We are writing in response to Chelsea and Ben Gallagher’s letter to the Editor in regards to increased traffic and speeding in Old Town. We have lived on the corner of 3rd & Washington for over 50 years. Within this 1 mile radius we are in the proximity of two Pre-Schools, a Grade School, a Middle School and the High School. Because of the recent construction on Railroad Street and the growth of the population, we have seen the traffic flow increase from 500 cars/day to 5,000 cars/day. School times and evening rush hours are particularly troublesome.

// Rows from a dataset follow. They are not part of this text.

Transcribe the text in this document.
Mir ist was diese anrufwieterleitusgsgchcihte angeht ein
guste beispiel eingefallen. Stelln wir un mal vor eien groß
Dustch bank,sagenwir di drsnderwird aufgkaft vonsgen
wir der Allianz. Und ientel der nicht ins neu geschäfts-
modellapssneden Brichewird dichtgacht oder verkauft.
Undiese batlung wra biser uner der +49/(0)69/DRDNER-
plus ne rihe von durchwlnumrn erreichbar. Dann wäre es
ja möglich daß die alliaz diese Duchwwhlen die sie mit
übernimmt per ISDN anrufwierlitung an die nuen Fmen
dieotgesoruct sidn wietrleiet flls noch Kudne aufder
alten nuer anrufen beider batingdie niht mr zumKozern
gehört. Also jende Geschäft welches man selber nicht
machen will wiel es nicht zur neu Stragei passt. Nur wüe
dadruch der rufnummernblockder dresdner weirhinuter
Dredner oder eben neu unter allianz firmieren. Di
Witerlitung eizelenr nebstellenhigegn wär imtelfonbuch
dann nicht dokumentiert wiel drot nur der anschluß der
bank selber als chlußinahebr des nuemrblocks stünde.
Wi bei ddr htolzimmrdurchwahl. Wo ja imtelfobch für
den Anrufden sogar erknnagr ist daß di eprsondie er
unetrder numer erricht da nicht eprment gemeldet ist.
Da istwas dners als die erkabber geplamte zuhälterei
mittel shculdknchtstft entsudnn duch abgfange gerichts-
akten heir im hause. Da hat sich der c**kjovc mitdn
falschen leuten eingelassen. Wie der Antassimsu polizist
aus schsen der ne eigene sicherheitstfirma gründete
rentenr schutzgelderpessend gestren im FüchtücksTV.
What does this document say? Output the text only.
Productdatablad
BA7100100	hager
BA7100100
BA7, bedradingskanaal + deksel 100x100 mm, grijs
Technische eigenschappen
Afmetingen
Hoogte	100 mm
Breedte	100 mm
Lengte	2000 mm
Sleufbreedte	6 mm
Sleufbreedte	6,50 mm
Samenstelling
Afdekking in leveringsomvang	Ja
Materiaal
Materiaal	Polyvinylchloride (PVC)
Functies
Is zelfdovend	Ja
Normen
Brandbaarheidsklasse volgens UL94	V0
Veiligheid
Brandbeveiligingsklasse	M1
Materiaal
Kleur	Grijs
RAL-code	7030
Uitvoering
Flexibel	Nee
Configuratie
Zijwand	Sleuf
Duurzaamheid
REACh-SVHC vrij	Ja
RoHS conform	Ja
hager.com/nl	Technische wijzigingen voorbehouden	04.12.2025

We have raised concern with Sherwood authorities over excessive speed in our neighborhood but our complaints seem to fall upon deaf ears. We are suggesting that our new Mayor make pedestrian safety a number one priority. Options to consider should include:

n Reduce the speed limit throughout the entire Old Town area

n  Expand boundaries of the school zone to include the entire Old Town area

n Install speed bumps

n  Electronic signs that indicate vehicle speed

n Higher level of Sherwood Police presence

Drivers that go racing through our community should be more respectful of our neighborhood. How would they feel if we sped through their neighborhood?

It’s not too late to take precautionary measures. We don’t want to regret not making necessary changes — senseless fatality would weigh heavy on everyone’s mind.

Mike and Cheryl Versteegh


Officer-to-population ratio should be lower because of red-light cameras

To the Editor:

Throughout America, organizations are doing more with fewer people. Worker productivity has been rising steadily for decades now. Our offices buzz with computers and networks. Our factories are full of machines and robots. Yes, with machines and robots doing the mundane tasks, skilled workers can direct their efforts for greatest value... and factory owners can realize considerable savings.

Recently, Sherwood added some robots to our law enforcement staff, those photo red-light cameras. They really are robots. Yes, with robots now doing some of the mundane law enforcement tasks, our skilled officers are free to focus their efforts on more-demanding needs... and we residents should realize a considerable savings.

With robots now doing some of the routine traffic enforcement, it shouldn’t surprise us that Sherwood’s officer-to-population ratio is lower than in other communities. Indeed, if we are going to have these robots in our community, we should expect to see — even demand — this obvious benefit.

The only question remaining should be how shall we apply our savings? Parks? Street maintenance? The arts? Just as robots make factories more efficient, they should make law enforcement more efficient too.